The high levels of resistance to treatment were reported in bacteria frequently causing bloodstream infections in hospitals, the Global Antimicrobial Resistance and Use Surveillance System (GLASS) report stated, based on 2020 data from 87 countries. 

For the first time, the Global Antimicrobial Resistance and Use Surveillance System (GLASS) report provides analyses for antimicrobial resistance (AMR) rates in the context of national testing coverage, AMR trends since 2017, and data on antimicrobial consumption in humans in 27 countries. Within six years, GLASS achieved participation from 127 countries with 72% of the world’s population. The report includes an innovative interactive digital format to facilitate data extraction and graphics. 

The report shows high levels (above 50%) of resistance were reported in bacteria frequently causing bloodstream infections in hospitals, such as Klebsiella pneumoniae and Acinetobacter spp. These life-threatening infections require treatment with last-resort antibiotics, such as carbapenems. However, 8% of bloodstream infections caused by Klebsiella pneumoniae were reported as resistant to carbapenems, increasing the risk of death due to unmanageable infections. 

Common bacterial infections are becoming increasingly resistant to treatments. Over 60% of Neisseria gonorrhoea isolates, a common sexually transmitted disease, have shown resistance to one of the most used oral antibacterials, ciprofloxacin. Over 20% of E.coli isolates – the most common pathogen in urinary tract infections – were resistant to both first-line drugs (ampicillin and co-trimoxazole) and second-line treatments (fluoroquinolones). 

Although most resistance trends have remained stable over the past 4 years, bloodstream infections due to resistant Escherichia coli and Salmonella spp. and resistant gonorrhoea infections increased by at least 15% compared to rates in 2017. More research is needed to identify the reasons behind the observed AMR increase and to what extent it is related to raised hospitalizations and increased antibiotic treatments during the COVID-19 pandemic. 

New analyses show that countries with a lower testing coverage, mostly low- and middle-income countries (LMICs), are more likely to report significantly higher AMR rates for most “bug-drug” combinations.

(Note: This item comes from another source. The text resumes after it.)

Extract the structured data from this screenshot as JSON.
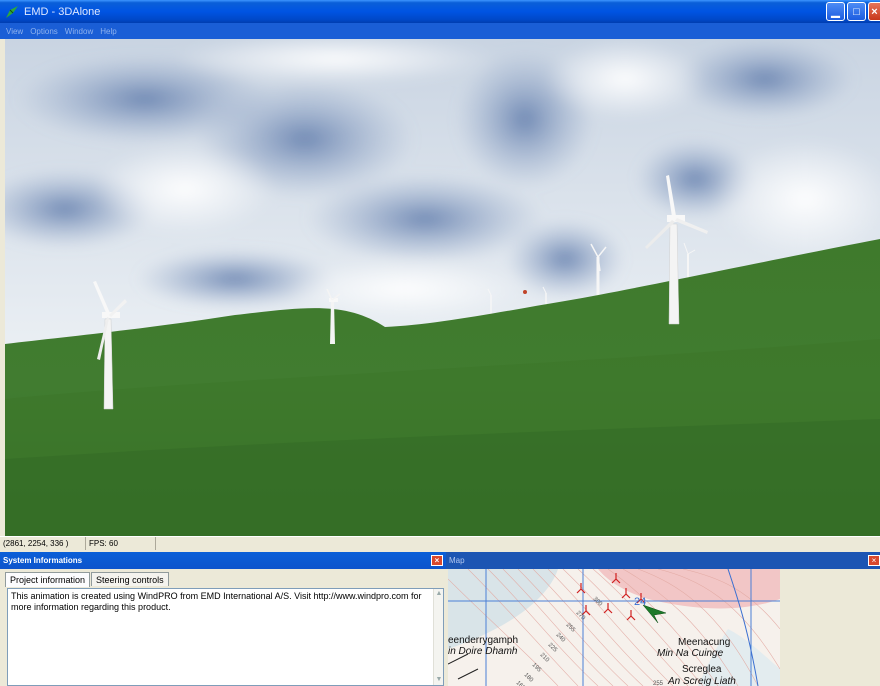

This may be (partly) due to the fact that in many LMICs, a limited number of referral hospitals report to GLASS. These hospitals often care for the sickest patients who may have received previous antibiotic treatment.

For example, the global median AMR levels were 42% (E. Coli) and 35% (Methicilin-resistant Staphylococcus aureus – MRSA) – the two AMR Sustainable Development Goal indicators. But when only countries with high testing coverage were considered, these levels were markedly lower at 11% and 6.8%, respectively. 

As for antimicrobial consumption in humans, 65% of 27 reporting countries met WHO’s target of ensuring that at least 60% of antimicrobials consumed are from the ‘ACCESS’ group of antibiotics, i.e. antibiotics which – according to the WHO AWaRE classification – are effective in a wide range of common infections and have a relatively low risk of creating resistance.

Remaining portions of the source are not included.